Because the assembly began, committee Chairman Sen. Dan McCay, R-Riverton, warned the gang it will must adjust to the Legislature’s guidelines for decorum, which he stated prohibit attendees from outbursts, sporting political stickers or carrying flags or indicators throughout conferences.

“There are, identical to there may be all over the place you go, there are guidelines you reside by in society. A few of them are simply do not be a jerk, proper? And that rule sadly appears to get violated extra continuously than not on Capitol Hill,” McCay stated.

He stated individuals within the room have been violating guidelines, main him to halt the committee for 5 minutes to present attendees an opportunity to “observe these guidelines.”

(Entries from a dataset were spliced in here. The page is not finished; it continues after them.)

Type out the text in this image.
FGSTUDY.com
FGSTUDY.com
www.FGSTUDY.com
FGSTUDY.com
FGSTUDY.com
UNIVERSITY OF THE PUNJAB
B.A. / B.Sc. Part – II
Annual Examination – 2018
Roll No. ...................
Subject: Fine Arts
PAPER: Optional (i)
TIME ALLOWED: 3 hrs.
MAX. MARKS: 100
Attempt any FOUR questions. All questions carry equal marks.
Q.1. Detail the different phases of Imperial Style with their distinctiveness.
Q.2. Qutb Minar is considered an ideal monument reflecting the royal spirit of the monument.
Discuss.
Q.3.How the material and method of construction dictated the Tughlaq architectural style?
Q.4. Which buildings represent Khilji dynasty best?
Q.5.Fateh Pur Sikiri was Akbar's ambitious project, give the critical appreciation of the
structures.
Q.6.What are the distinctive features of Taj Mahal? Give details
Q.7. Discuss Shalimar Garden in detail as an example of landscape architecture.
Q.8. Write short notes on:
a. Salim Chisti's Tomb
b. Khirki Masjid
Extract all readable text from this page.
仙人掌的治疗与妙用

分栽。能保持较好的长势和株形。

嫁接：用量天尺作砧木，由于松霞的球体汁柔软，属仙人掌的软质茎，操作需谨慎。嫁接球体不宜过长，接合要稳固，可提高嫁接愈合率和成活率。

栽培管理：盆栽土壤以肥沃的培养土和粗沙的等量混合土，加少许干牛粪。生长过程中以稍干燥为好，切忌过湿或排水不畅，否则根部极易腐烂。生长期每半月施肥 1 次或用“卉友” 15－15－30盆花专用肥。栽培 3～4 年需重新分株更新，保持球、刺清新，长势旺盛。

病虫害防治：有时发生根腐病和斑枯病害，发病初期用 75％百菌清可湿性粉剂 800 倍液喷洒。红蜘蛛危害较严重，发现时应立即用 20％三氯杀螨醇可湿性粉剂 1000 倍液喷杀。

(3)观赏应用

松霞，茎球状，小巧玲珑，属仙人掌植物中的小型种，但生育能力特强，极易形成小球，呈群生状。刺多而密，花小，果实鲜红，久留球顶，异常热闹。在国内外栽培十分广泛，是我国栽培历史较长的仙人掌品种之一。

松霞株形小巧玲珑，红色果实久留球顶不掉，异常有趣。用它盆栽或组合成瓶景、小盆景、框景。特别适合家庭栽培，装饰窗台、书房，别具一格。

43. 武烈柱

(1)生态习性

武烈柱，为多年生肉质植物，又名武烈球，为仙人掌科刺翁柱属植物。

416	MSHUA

Sen. Mike Kennedy, R-Alpine, offers his coat to a man as Utah Highway Patrol troopers ask the man to leave for violating committee meeting rules by failing to cover up a political shirt, before the start of discussion on HB60S02 vaccine passport amendments during a Senate Revenue and Taxation Standing Committee meeting in the Senate building in Salt Lake City on Tuesday, March 1, 2022. The man declined Kennedy’s offer. The man was also previously displaying political stickers, but did put the stickers away when asked.
Sen. Mike Kennedy, R-Alpine, presents his coat to a person as Utah Freeway Patrol troopers ask the person to go away for violating committee assembly guidelines by failing to cowl up a political shirt, earlier than the beginning of debate on HB60S02 vaccine passport amendments throughout a Senate Income and Taxation Standing Committee assembly within the Senate constructing in Salt Lake Metropolis on Tuesday, March 1, 2022. The person declined Kennedy’s supply. The person was additionally beforehand displaying political stickers, however did put the stickers away when requested. (Photograph: Kristin Murphy, Deseret Information)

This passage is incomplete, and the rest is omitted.